Note: On this, the final day of the month, year and decade, we are happy to share this review of David Kirby's latest book, When They Come For You. David's book Evidence of Harm and his work on Huffington Post brought many readers into the AofA fold. And like everyone who dares to question anything about vaccinations, he paid a price. Please join us in congratulating him on this book, and we encourage you to support his work with a purchase. Thank you to AofA Contributor Jonathan Rose for his review.
A revealing book about how government, law enforcement, and bureaucratic interests are seizing our property, our children, our savings, and our fundamental American rights—and how to fight back. St. Martin's Press
By Jonathan Rose
David Kirby, When They Come for You, St. Martin’s Press, hardcover $29.99, e-book $14.99.
For many of us, the penny dropped when we read David Kirby’s Evidence of Harm. My wife and I had watched helplessly as our two daughters gradually descended into autism. The younger one regressed visibly after her fifth-birthday MMR shot, but we did not immediately connect the two events. Doctors offered no explanation, no means of arresting the decline, and no effective treatment (ABA really didn’t work). Shortly after it was published, I took Kirby’s book to read on a business trip. When I arrived at my hotel, I immediately phoned my wife and told her that the culprit had at last been identified.
At the time we had every reason to think that the autism epidemic would be reversed. Evidence of Harm was favorably reviewed in the New York Times, it won the 2005 Investigative Reporters and Editors award for best book, and Kirby was invited to discuss his findings on television talk shows. Though a disastrous medical error had been committed, we were reasonably confident that what are called the “self-correcting mechanisms” of a democratic society – open public debate and free scientific investigation – would set things right.
Of course, that didn’t happen. Vaccine injury – along with an ever-lengthening list of controversial topics – is no longer debatable.

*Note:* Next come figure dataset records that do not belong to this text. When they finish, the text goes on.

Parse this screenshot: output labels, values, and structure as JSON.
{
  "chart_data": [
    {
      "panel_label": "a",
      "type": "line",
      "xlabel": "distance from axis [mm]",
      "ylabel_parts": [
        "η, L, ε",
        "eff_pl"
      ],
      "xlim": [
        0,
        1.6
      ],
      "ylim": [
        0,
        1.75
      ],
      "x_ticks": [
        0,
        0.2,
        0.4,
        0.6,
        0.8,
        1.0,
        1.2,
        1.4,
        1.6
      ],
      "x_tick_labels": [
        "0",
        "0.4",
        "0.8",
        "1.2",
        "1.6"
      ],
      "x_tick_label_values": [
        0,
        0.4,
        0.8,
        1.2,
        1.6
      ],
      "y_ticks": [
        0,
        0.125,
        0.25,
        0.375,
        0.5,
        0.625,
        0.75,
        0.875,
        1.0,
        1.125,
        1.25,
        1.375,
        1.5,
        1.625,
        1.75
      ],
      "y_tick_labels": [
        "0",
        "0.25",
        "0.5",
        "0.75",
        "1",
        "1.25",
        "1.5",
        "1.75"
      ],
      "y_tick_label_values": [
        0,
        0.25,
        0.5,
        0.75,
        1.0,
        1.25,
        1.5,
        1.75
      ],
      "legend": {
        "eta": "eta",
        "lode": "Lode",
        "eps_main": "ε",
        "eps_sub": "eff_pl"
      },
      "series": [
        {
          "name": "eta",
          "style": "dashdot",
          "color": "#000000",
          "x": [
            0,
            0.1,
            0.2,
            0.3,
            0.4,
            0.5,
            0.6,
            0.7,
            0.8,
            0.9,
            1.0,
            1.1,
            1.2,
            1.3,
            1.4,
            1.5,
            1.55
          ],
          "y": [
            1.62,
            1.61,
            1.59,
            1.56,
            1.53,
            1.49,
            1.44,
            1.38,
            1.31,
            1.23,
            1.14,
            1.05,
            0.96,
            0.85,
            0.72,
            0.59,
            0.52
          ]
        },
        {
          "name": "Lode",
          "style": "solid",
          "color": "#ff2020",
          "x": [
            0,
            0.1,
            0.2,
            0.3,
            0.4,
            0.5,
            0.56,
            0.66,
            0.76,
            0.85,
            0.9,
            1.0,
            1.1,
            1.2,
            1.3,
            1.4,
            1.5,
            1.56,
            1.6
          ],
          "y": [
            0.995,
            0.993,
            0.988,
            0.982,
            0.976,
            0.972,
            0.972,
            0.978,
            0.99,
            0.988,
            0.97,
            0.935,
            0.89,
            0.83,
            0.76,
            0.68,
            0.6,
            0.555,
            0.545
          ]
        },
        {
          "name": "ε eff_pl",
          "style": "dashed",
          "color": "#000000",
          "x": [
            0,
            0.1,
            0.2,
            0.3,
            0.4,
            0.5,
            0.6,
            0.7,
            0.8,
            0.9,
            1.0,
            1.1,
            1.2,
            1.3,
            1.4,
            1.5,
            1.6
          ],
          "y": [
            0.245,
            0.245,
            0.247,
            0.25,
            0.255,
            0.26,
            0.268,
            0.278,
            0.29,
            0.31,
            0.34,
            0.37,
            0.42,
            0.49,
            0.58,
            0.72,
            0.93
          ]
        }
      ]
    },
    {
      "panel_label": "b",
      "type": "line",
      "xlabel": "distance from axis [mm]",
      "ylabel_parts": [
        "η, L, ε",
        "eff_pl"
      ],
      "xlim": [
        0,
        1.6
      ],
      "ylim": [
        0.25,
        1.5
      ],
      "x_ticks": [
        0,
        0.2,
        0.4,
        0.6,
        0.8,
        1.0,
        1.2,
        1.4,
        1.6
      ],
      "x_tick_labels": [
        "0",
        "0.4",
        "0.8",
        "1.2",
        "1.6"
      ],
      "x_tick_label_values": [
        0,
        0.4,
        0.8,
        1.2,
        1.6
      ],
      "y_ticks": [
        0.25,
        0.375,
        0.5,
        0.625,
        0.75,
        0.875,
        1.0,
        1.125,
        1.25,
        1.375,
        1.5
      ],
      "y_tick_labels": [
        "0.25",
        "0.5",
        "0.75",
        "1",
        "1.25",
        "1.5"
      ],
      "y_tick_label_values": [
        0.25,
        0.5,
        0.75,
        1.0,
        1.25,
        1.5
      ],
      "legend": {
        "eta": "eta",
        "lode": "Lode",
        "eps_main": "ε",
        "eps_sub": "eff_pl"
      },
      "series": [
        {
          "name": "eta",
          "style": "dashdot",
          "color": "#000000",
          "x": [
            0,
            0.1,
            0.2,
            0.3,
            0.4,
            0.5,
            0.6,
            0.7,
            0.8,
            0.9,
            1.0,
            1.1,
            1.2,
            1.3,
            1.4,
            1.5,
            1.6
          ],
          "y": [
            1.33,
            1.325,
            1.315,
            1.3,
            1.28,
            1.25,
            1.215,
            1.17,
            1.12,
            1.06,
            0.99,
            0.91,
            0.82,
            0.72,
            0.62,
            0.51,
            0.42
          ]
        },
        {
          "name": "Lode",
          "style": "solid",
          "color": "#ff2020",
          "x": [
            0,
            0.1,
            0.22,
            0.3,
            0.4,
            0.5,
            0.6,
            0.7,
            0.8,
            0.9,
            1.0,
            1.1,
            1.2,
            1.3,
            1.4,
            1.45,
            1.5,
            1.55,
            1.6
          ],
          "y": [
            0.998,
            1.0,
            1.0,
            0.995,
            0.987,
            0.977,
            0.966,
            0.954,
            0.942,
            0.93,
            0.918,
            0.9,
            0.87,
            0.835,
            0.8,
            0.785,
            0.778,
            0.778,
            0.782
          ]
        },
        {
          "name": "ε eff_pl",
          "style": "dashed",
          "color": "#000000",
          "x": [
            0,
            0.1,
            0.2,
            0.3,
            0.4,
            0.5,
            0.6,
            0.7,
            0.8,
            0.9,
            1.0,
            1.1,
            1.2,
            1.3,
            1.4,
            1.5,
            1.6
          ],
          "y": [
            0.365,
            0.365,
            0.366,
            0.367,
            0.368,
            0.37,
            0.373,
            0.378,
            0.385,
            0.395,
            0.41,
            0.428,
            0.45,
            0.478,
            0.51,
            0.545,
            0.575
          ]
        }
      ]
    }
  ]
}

And abuses of government power, far from being checked, are ever more pervasive.
This is the subject of Kirby’s latest book, When They Come for You. It devotes only a few pages to compulsory vaccination, but it places the issue in a much larger political context: the protections ostensibly guaranteed in the Bill of Rights are increasingly ignored or flouted by the police, the courts, and bureaucrats. SWAT teams launch warrantless raids on homeowners who have done nothing wrong. Debtors prisons did not end with Charles Dickens: courts today impose fines that impoverished defendants cannot pay and then jail them indefinitely. Police can seize your property even if you are merely suspected of a crime, and they usually keep what they seize.
Acting on anonymous accusations, Child Protective Services removes children from their parents, who are presumed either guilty until proven innocent, or just plain guilty. (Some vaccination advocates have proposed that nonvaccination alone would justify prosecuting parents for medical neglect.) An “unclean home” is considered grounds removing children – and frankly, if your autistic fifteen-year-old is incontinent, your home probably isn’t spotless. Julian Dominguez and Melinda Murphy, two former social workers who have studied allegations of child abuse, concluded that the permanent removal of children was necessary in only 20 percent of cases. The other cases involved either parents who were either completely innocent or too poor to properly care for their children, and the latter could be helped by a more adequate social safety net.
Most troubling of all, freedom of speech, the bedrock of American liberty, is under attack from institutions that used to defend it. Colleges that once upheld academic freedom now impose speech codes. Major news outlets that always stood up for press freedom now insist that alternative websites be shut down. (See a recent op-ed in the New York Times by a New Yorker staff writer, “Free Speech is Killing Us”.) The Internet was at first hailed as a public forum open to everyone: now tech oligopolies have hired armies of censors to enforce arcane, contradictory, and ever-changing restrictions. Scientists once insisted on free inquiry: now they treat “science” as a set of eternal dogmas, not open to debate or revision in the light of new evidence.